Trio é preso suspeito de planejar morte de idoso em Bandeirantes
Um idoso de 77 anos foi morto a tiros dentro de casa, em Bandeirantes, no Norte Pioneiro, na madrugada de sábado (22). A esposa, a filha e o amante dela foram presos em flagrante após a Polícia Civil identificar inconsistências na versão de latrocínio.
José da Silva Teixeira foi encontrado morto na residência onde morava. Segundo a versão inicial apresentada à polícia, dois homens teriam invadido o imóvel por volta de 0h10, atirado contra o idoso e fugido com R$ 20 mil, o carro e um revólver da vítima.

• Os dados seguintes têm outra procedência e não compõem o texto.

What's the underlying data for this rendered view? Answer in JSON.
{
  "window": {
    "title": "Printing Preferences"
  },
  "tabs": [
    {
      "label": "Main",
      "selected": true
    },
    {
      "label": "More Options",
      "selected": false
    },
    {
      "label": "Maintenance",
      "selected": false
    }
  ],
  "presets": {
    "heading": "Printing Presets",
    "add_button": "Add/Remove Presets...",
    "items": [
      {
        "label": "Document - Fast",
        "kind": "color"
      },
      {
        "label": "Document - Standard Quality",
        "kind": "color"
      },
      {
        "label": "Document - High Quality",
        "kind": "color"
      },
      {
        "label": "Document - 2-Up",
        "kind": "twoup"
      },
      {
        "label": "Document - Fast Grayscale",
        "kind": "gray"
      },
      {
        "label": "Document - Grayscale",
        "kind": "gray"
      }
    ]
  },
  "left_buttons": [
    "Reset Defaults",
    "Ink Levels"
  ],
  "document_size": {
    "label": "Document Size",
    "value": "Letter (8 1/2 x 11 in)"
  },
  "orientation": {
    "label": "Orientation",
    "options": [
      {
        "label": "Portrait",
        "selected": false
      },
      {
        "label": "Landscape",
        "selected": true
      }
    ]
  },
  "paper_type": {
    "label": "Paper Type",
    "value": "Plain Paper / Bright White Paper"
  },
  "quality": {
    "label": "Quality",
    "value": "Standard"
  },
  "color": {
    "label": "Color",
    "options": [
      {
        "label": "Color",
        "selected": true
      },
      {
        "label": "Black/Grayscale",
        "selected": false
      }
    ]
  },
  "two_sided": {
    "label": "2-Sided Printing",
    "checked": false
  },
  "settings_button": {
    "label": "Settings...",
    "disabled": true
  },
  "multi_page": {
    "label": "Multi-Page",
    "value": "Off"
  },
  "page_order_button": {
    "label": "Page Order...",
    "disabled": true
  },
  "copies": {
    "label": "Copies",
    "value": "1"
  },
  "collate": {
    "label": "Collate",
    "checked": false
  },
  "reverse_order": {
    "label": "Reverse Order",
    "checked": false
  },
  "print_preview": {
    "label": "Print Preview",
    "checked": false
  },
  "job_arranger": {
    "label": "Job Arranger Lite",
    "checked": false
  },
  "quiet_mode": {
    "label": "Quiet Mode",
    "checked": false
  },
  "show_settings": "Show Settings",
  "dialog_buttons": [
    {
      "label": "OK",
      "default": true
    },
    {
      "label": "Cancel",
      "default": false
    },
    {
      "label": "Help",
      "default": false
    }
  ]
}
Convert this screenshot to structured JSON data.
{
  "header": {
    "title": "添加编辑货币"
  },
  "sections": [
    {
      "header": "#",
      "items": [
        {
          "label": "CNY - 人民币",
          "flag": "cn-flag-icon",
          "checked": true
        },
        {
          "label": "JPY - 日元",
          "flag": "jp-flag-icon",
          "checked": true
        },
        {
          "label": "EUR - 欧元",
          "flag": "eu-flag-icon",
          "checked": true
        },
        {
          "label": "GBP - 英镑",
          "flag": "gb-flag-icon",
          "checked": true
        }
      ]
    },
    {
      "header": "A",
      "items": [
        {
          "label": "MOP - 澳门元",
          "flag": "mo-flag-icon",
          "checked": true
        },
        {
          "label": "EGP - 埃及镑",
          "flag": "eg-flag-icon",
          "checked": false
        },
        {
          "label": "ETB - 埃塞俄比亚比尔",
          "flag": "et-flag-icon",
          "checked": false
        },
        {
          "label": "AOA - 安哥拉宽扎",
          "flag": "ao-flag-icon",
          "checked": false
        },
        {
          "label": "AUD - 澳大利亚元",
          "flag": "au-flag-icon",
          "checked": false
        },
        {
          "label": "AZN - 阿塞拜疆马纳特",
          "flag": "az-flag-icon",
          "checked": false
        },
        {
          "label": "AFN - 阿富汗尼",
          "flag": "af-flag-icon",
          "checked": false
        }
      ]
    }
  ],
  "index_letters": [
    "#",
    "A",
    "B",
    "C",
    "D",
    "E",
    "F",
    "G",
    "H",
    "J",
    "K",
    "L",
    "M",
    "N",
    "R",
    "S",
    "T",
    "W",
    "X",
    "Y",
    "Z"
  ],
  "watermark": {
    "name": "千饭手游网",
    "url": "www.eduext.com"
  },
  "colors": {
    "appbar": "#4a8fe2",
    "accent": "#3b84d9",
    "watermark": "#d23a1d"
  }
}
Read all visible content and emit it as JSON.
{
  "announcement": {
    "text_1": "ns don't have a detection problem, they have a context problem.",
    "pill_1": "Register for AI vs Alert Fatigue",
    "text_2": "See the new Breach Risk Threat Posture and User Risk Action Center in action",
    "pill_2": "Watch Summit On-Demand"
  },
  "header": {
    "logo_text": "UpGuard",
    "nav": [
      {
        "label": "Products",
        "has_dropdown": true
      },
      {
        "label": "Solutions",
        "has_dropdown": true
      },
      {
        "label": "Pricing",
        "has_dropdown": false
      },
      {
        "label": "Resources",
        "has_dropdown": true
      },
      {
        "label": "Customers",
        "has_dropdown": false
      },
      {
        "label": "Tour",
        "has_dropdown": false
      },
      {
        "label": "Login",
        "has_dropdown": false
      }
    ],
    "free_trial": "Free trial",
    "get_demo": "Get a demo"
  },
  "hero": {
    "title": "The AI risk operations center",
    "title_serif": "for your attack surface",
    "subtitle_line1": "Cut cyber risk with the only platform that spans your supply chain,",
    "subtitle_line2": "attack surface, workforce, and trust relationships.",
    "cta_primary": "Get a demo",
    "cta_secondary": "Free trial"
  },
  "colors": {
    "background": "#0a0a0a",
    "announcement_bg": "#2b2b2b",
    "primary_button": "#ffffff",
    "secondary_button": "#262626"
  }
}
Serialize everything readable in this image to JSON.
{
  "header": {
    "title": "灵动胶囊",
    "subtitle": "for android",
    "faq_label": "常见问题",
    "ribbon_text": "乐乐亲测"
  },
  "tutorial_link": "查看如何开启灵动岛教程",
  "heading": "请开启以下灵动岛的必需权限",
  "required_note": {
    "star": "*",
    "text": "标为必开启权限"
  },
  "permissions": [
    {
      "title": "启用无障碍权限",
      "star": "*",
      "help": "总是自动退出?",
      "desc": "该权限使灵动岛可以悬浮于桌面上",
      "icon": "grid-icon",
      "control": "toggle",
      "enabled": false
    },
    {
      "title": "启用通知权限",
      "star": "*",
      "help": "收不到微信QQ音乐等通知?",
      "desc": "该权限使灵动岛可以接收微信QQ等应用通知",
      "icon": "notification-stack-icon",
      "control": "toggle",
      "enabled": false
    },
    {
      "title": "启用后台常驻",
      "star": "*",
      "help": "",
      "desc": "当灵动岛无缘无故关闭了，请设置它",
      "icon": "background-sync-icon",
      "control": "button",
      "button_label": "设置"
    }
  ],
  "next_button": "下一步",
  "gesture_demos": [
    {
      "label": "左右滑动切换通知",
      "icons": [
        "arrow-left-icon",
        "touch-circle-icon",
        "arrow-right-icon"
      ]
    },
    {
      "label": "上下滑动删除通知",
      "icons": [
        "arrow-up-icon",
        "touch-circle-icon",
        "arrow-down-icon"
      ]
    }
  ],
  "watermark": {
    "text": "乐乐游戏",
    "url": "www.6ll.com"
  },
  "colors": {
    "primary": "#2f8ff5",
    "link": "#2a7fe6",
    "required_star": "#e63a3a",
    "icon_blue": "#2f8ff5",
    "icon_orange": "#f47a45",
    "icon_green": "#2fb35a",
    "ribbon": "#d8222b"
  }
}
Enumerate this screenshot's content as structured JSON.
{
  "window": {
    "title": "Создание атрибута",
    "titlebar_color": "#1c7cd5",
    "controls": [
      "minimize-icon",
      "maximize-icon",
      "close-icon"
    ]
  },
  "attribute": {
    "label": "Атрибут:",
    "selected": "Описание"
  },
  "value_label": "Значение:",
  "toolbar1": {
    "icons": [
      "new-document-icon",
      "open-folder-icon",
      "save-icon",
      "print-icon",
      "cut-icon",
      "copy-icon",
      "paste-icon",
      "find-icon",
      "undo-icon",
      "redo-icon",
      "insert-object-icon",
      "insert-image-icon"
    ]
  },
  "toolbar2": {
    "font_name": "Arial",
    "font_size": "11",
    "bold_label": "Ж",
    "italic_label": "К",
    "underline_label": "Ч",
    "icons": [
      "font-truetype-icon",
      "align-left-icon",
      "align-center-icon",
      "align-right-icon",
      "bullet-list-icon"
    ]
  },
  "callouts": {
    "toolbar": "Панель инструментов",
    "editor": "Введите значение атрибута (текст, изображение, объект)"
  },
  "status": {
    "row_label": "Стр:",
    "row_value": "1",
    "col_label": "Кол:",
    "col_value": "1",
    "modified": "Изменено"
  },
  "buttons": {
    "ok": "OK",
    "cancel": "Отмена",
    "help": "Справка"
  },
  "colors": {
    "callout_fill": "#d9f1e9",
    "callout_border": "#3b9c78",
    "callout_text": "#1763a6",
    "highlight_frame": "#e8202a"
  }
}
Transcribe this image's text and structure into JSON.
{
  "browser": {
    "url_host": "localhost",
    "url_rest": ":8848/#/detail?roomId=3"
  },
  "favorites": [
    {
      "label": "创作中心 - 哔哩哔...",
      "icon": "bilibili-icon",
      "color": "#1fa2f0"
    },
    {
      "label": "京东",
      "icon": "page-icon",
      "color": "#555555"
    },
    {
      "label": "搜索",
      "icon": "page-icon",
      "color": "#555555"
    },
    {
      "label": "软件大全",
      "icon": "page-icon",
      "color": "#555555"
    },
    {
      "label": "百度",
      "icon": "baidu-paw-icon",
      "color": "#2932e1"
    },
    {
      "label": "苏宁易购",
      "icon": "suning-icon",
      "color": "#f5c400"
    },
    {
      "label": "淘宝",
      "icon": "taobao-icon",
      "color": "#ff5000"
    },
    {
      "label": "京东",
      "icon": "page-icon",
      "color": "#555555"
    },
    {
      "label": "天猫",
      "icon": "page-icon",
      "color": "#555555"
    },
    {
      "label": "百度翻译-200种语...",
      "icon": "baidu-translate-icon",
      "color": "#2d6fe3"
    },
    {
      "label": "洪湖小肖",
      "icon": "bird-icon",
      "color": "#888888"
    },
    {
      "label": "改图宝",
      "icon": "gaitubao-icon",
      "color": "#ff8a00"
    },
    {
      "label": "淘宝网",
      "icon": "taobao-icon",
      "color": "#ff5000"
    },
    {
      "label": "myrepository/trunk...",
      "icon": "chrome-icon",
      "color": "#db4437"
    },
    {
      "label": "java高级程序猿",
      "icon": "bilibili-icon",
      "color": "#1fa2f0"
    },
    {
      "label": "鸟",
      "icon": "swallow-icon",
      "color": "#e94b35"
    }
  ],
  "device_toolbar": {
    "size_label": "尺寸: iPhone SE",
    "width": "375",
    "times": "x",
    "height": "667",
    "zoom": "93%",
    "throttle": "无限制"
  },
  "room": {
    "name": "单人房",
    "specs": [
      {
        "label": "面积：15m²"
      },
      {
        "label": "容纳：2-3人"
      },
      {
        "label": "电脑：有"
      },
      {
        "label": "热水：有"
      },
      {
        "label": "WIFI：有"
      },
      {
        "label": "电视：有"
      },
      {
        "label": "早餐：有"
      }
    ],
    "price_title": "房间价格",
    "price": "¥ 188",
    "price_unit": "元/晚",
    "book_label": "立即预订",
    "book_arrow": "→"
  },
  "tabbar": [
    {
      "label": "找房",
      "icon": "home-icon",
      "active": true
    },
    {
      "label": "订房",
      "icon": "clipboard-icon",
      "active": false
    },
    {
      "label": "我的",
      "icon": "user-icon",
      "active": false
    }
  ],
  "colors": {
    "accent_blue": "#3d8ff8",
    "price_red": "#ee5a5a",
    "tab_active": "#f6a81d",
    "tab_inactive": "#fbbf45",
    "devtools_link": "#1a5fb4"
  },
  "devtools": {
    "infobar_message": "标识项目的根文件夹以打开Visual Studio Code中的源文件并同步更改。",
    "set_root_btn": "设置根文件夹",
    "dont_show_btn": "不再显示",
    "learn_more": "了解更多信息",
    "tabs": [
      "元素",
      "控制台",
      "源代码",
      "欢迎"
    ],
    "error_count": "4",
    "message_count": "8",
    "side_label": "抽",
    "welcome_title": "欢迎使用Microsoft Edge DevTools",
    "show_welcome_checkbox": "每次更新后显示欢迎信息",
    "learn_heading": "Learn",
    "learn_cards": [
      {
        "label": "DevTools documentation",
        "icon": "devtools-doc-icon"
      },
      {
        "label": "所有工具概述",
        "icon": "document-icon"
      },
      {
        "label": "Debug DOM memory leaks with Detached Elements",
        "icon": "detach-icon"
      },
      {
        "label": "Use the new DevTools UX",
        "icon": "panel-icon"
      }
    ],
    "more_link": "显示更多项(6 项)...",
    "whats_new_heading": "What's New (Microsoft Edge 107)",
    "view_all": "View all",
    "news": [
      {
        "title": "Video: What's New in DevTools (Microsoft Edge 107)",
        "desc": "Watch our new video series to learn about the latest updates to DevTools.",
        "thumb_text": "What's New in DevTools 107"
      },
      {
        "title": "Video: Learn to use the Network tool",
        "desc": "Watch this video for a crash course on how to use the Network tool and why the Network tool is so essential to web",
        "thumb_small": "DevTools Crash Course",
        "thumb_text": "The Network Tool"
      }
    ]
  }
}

Durante a perícia e a coleta de informações, os policiais perceberam que a casa estava arrumada, apesar do suposto roubo. A esposa, Valquíria Sandoval, também teria dado versões diferentes sobre onde estava no momento do crime, mencionando a cozinha, orações e os cuidados com os cachorros.
A investigação apontou ainda que a chave do portão estava na fechadura. Com autorização, os policiais acessaram os celulares da mulher e da filha, Amanda Sandoval Teixeira, e encontraram indícios de que o crime teria sido planejado pelas duas com a ajuda de Anderson Justino Estevão, apontado como amante de Valquíria.
De acordo com a Polícia Civil, a filha estava hospedada em um hotel de Londrina durante o crime, em uma tentativa de criar um álibi. Anderson foi localizado em casa, onde também estava o veículo da vítima. Ele teria admitido participação no planejamento, mas negado os disparos; a arma, um revólver calibre .22, foi recuperada, assim como o carro e o dinheiro.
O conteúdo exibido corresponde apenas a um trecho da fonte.